This leaves two choices:
1. Keep hard cash and save enough during your working years to last your retirement years; or
2. Take some risks and invest the money in assets that have a reasonable chance of increasing in value over time.
Keeping cash: Most people cannot save enough to support them in retirement especially when inflation continuously erodes the purchasing power of money. Therefore, most would not choose this option.
Investing the money in different asset classes: Here is where the problem of choosing investment options comes in. It is definitely wise to spread your wealth across various asset classes like stocks, bonds, real estate, art or gold.

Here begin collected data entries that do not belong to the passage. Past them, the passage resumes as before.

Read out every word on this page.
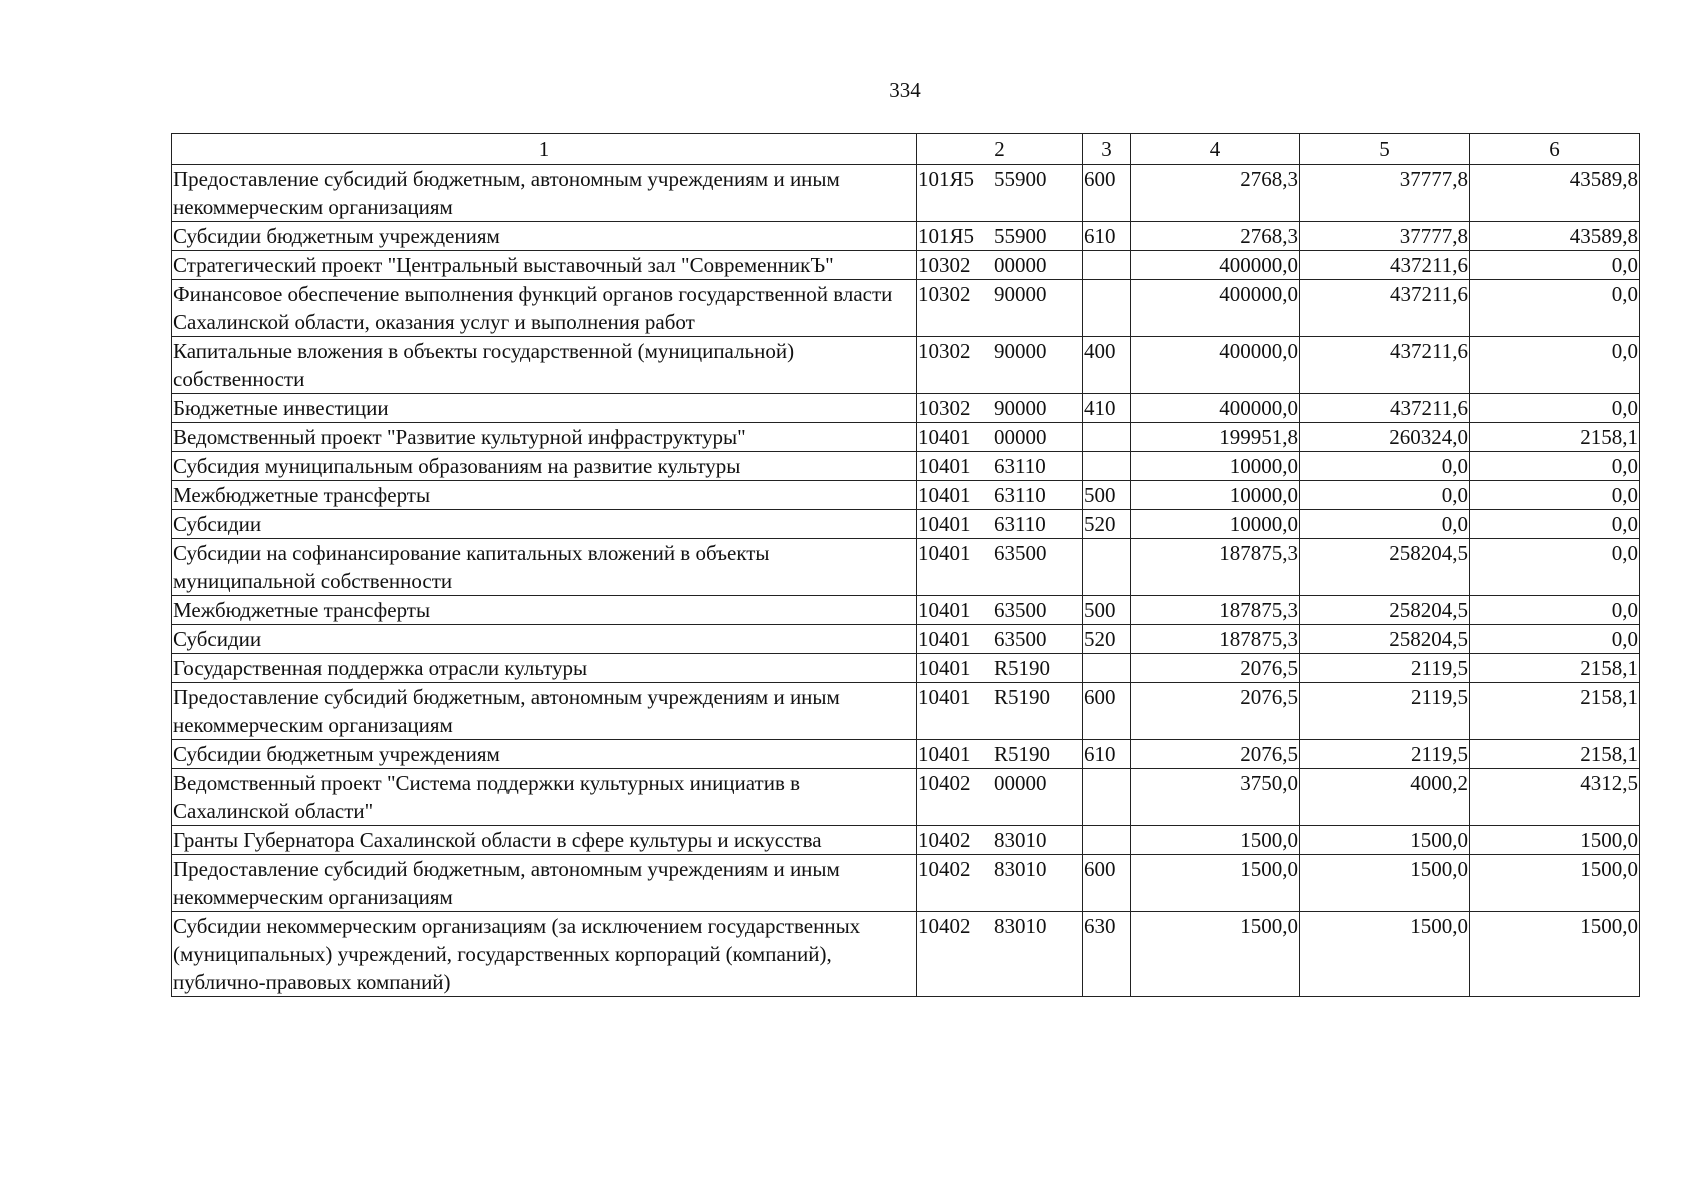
334
1	2	3	4	5	6
Предоставление субсидий бюджетным, автономным учреждениям и иным некоммерческим организациям	101Я5 55900	600	2768,3	37777,8	43589,8
Субсидии бюджетным учреждениям	101Я5 55900	610	2768,3	37777,8	43589,8
Стратегический проект "Центральный выставочный зал "СовременникЪ"	10302 00000		400000,0	437211,6	0,0
Финансовое обеспечение выполнения функций органов государственной власти Сахалинской области, оказания услуг и выполнения работ	10302 90000		400000,0	437211,6	0,0
Капитальные вложения в объекты государственной (муниципальной) собственности	10302 90000	400	400000,0	437211,6	0,0
Бюджетные инвестиции	10302 90000	410	400000,0	437211,6	0,0
Ведомственный проект "Развитие культурной инфраструктуры"	10401 00000		199951,8	260324,0	2158,1
Субсидия муниципальным образованиям на развитие культуры	10401 63110		10000,0	0,0	0,0
Межбюджетные трансферты	10401 63110	500	10000,0	0,0	0,0
Субсидии	10401 63110	520	10000,0	0,0	0,0
Субсидии на софинансирование капитальных вложений в объекты муниципальной собственности	10401 63500		187875,3	258204,5	0,0
Межбюджетные трансферты	10401 63500	500	187875,3	258204,5	0,0
Субсидии	10401 63500	520	187875,3	258204,5	0,0
Государственная поддержка отрасли культуры	10401 R5190		2076,5	2119,5	2158,1
Предоставление субсидий бюджетным, автономным учреждениям и иным некоммерческим организациям	10401 R5190	600	2076,5	2119,5	2158,1
Субсидии бюджетным учреждениям	10401 R5190	610	2076,5	2119,5	2158,1
Ведомственный проект "Система поддержки культурных инициатив в Сахалинской области"	10402 00000		3750,0	4000,2	4312,5
Гранты Губернатора Сахалинской области в сфере культуры и искусства	10402 83010		1500,0	1500,0	1500,0
Предоставление субсидий бюджетным, автономным учреждениям и иным некоммерческим организациям	10402 83010	600	1500,0	1500,0	1500,0
Субсидии некоммерческим организациям (за исключением государственных (муниципальных) учреждений, государственных корпораций (компаний), публично-правовых компаний)	10402 83010	630	1500,0	1500,0	1500,0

Stocks increase in value faster than inflation decreases the buying power of money. The best way to have money in the future is to make money in the future. So, forget about which asset class will appreciate in the future but rather focus on owning a business that profitably sells products or services. Of course, most do not have the inclination, the money or the skills to start their own business, so the next best way to share in the profits is through the stock markets.

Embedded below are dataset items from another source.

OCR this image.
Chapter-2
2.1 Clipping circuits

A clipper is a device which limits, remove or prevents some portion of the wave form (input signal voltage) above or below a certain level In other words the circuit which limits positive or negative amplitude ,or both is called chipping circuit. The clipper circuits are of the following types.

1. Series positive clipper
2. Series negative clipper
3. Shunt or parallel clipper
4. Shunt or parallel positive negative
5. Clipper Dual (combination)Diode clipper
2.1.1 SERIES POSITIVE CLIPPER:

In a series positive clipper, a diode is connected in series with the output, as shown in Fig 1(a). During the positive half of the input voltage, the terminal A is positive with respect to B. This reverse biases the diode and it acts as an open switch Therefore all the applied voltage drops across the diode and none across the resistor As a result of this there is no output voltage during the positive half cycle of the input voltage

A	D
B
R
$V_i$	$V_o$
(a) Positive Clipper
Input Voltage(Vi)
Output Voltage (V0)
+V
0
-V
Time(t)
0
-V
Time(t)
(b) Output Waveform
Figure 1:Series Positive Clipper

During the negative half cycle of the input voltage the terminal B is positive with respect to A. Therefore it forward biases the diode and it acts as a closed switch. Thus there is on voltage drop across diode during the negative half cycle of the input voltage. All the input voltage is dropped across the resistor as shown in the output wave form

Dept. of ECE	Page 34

Stocks represent ownership interest in businesses. When you invest in stocks, you become a partial owner of the concern that will hopefully make money in the future. Stock ownership will reward the owners either because the stock prices go up or because the firm/s profits will be distributed as dividends. In the short period stocks may rise for reasons having nothing to do with profitability or dividends. But over the long periods of time it has been proved that stock prices rise in relation to a company's earnings and distribution of profits to shareholders in the form of dividends, bonus share and rights. Learn and acquire the knowledge to consistently identify specific companies that will thrive. In the absence of this ability, employ the services of a professional.

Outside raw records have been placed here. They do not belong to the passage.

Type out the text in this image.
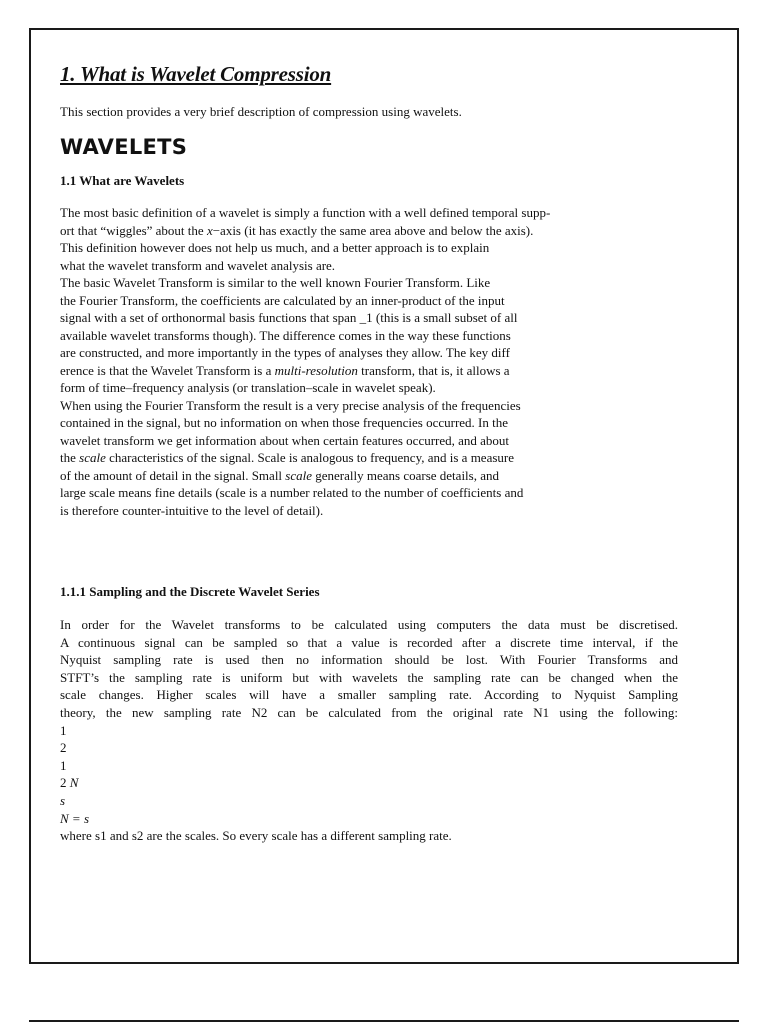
1. What is Wavelet Compression
This section provides a very brief description of compression using wavelets.
WAVELETS
1.1 What are Wavelets
The most basic definition of a wavelet is simply a function with a well defined temporal supp-
ort that “wiggles” about the x−axis (it has exactly the same area above and below the axis).
This definition however does not help us much, and a better approach is to explain
what the wavelet transform and wavelet analysis are.
The basic Wavelet Transform is similar to the well known Fourier Transform. Like
the Fourier Transform, the coefficients are calculated by an inner-product of the input
signal with a set of orthonormal basis functions that span _1 (this is a small subset of all
available wavelet transforms though). The difference comes in the way these functions
are constructed, and more importantly in the types of analyses they allow. The key diff
erence is that the Wavelet Transform is a multi-resolution transform, that is, it allows a
form of time–frequency analysis (or translation–scale in wavelet speak).
When using the Fourier Transform the result is a very precise analysis of the frequencies
contained in the signal, but no information on when those frequencies occurred. In the
wavelet transform we get information about when certain features occurred, and about
the scale characteristics of the signal. Scale is analogous to frequency, and is a measure
of the amount of detail in the signal. Small scale generally means coarse details, and
large scale means fine details (scale is a number related to the number of coefficients and
is therefore counter-intuitive to the level of detail).
1.1.1 Sampling and the Discrete Wavelet Series
In order for the Wavelet transforms to be calculated using computers the data must be discretised.
A continuous signal can be sampled so that a value is recorded after a discrete time interval, if the
Nyquist sampling rate is used then no information should be lost. With Fourier Transforms and
STFT’s the sampling rate is uniform but with wavelets the sampling rate can be changed when the
scale changes. Higher scales will have a smaller sampling rate. According to Nyquist Sampling
theory, the new sampling rate N2 can be calculated from the original rate N1 using the following:
1
2
1
2 N
s
N = s
where s1 and s2 are the scales. So every scale has a different sampling rate.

If you don't plan to tap into your long-term savings for a period of at least five years, stocks should probably constitute the bulk of your portfolio depending upon your emotional strength to deal with the ups and downs of the market. Even retirees who draw their current income from their investments should have a portion of their savings invested in stocks so that their money will grow faster than inflation.
To be a savvy investor, know the difference between investing and speculating.